Aug. 24, 2025 |
Ms. Maxwell and the pardon factor. On Friday, the U.S. Justice Department released a 337-page transcript and audio recordings of Deputy Attorney General Todd Blanche’s July interview with Ghislaine Maxwell, the convicted accomplice of Jeffrey Epstein. Maxwell is currently serving 20 years for sex trafficking and related charges. The disclosure represents an extraordinary departure from standard Justice Department procedures—and appears to be the first time a convicted defendant seeking clemency from a U.S. president has been interviewed personally by a deputy attorney general he appointed.
It all follows weeks of political crisis over the Trump administration’s handling of Epstein files. Initially, it refused to release additional materials despite earlier promises of transparency. After facing fury from both Democrats and Republicans, the administration reversed course, conducting these high-level interviews with Maxwell and releasing the results as what you could hardly be blamed for seeing as damage control.
In the interviews, Maxwell told investigators she never witnessed inappropriate behavior by President Donald Trump, former President Bill Clinton, or Health and Human Services Secretary Robert F. Kennedy Jr. during their interactions with Epstein. She insisted there was never any Epstein “client list,” contradicting the very widespread conspiracy to the contrary.
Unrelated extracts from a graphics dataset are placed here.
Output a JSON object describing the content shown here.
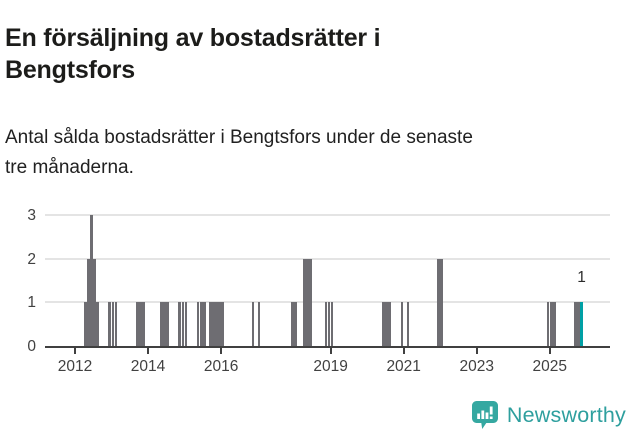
{
  "header": {
    "title": "En försäljning av bostadsrätter i Bengtsfors",
    "title_lines": [
      "En försäljning av bostadsrätter i",
      "Bengtsfors"
    ],
    "subtitle": "Antal sålda bostadsrätter i Bengtsfors under de senaste tre månaderna.",
    "subtitle_lines": [
      "Antal sålda bostadsrätter i Bengtsfors under de senaste",
      "tre månaderna."
    ]
  },
  "colors": {
    "bar": "#6e6d72",
    "highlight": "#00a0a5",
    "grid": "#e4e4e4",
    "axis": "#404040",
    "brand": "#2e9f9e"
  },
  "chart_data": {
    "type": "bar",
    "title": "En försäljning av bostadsrätter i Bengtsfors",
    "ylabel": "",
    "xlabel": "",
    "y_axis": {
      "min": 0,
      "max": 3,
      "ticks": [
        0,
        1,
        2,
        3
      ]
    },
    "x_axis": {
      "tick_years": [
        2012,
        2014,
        2016,
        2019,
        2021,
        2023,
        2025
      ],
      "start_month": "2011-03",
      "end_month": "2026-09"
    },
    "grid": true,
    "points": [
      {
        "month": "2012-04",
        "value": 1
      },
      {
        "month": "2012-05",
        "value": 2
      },
      {
        "month": "2012-06",
        "value": 3
      },
      {
        "month": "2012-07",
        "value": 2
      },
      {
        "month": "2012-08",
        "value": 1
      },
      {
        "month": "2012-12",
        "value": 1
      },
      {
        "month": "2013-01",
        "value": 1
      },
      {
        "month": "2013-02",
        "value": 1
      },
      {
        "month": "2013-09",
        "value": 1
      },
      {
        "month": "2013-10",
        "value": 1
      },
      {
        "month": "2013-11",
        "value": 1
      },
      {
        "month": "2014-05",
        "value": 1
      },
      {
        "month": "2014-06",
        "value": 1
      },
      {
        "month": "2014-07",
        "value": 1
      },
      {
        "month": "2014-11",
        "value": 1
      },
      {
        "month": "2014-12",
        "value": 1
      },
      {
        "month": "2015-01",
        "value": 1
      },
      {
        "month": "2015-05",
        "value": 1
      },
      {
        "month": "2015-06",
        "value": 1
      },
      {
        "month": "2015-07",
        "value": 1
      },
      {
        "month": "2015-09",
        "value": 1
      },
      {
        "month": "2015-10",
        "value": 1
      },
      {
        "month": "2015-11",
        "value": 1
      },
      {
        "month": "2015-12",
        "value": 1
      },
      {
        "month": "2016-01",
        "value": 1
      },
      {
        "month": "2016-11",
        "value": 1
      },
      {
        "month": "2017-01",
        "value": 1
      },
      {
        "month": "2017-12",
        "value": 1
      },
      {
        "month": "2018-01",
        "value": 1
      },
      {
        "month": "2018-04",
        "value": 2
      },
      {
        "month": "2018-05",
        "value": 2
      },
      {
        "month": "2018-06",
        "value": 2
      },
      {
        "month": "2018-11",
        "value": 1
      },
      {
        "month": "2018-12",
        "value": 1
      },
      {
        "month": "2019-01",
        "value": 1
      },
      {
        "month": "2020-06",
        "value": 1
      },
      {
        "month": "2020-07",
        "value": 1
      },
      {
        "month": "2020-08",
        "value": 1
      },
      {
        "month": "2020-12",
        "value": 1
      },
      {
        "month": "2021-02",
        "value": 1
      },
      {
        "month": "2021-12",
        "value": 2
      },
      {
        "month": "2022-01",
        "value": 2
      },
      {
        "month": "2024-12",
        "value": 1
      },
      {
        "month": "2025-01",
        "value": 1
      },
      {
        "month": "2025-02",
        "value": 1
      },
      {
        "month": "2025-09",
        "value": 1
      },
      {
        "month": "2025-10",
        "value": 1
      }
    ],
    "highlight_point": {
      "month": "2025-11",
      "value": 1,
      "label": "1"
    },
    "legend": false
  },
  "footer": {
    "brand": "Newsworthy"
  }
}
Maxwell said that Trump was “always very cordial and very kind”; that Clinton “absolutely never went” to Epstein’s private island, despite Trump’s repeated claims that Clinton visited “28 times”; that she “never witnessed anything untoward” in Trump’s friendship with Epstein; and that “I do not believe he died by suicide, in reference to Epstein’s death.
Notably, Maxwell was convicted partly for lying about her knowledge of Jeffrey Epstein’s activities. Now she’s telling investigators she never saw Trump, Clinton, or Kennedy do anything wrong; she’s meanwhile seeking a presidential pardon—all right after the Trump administration’s deputy attorney general conducted this unusual interview with her … following massive political pressure to release Epstein files.
What’s her testimony actually tell us, then?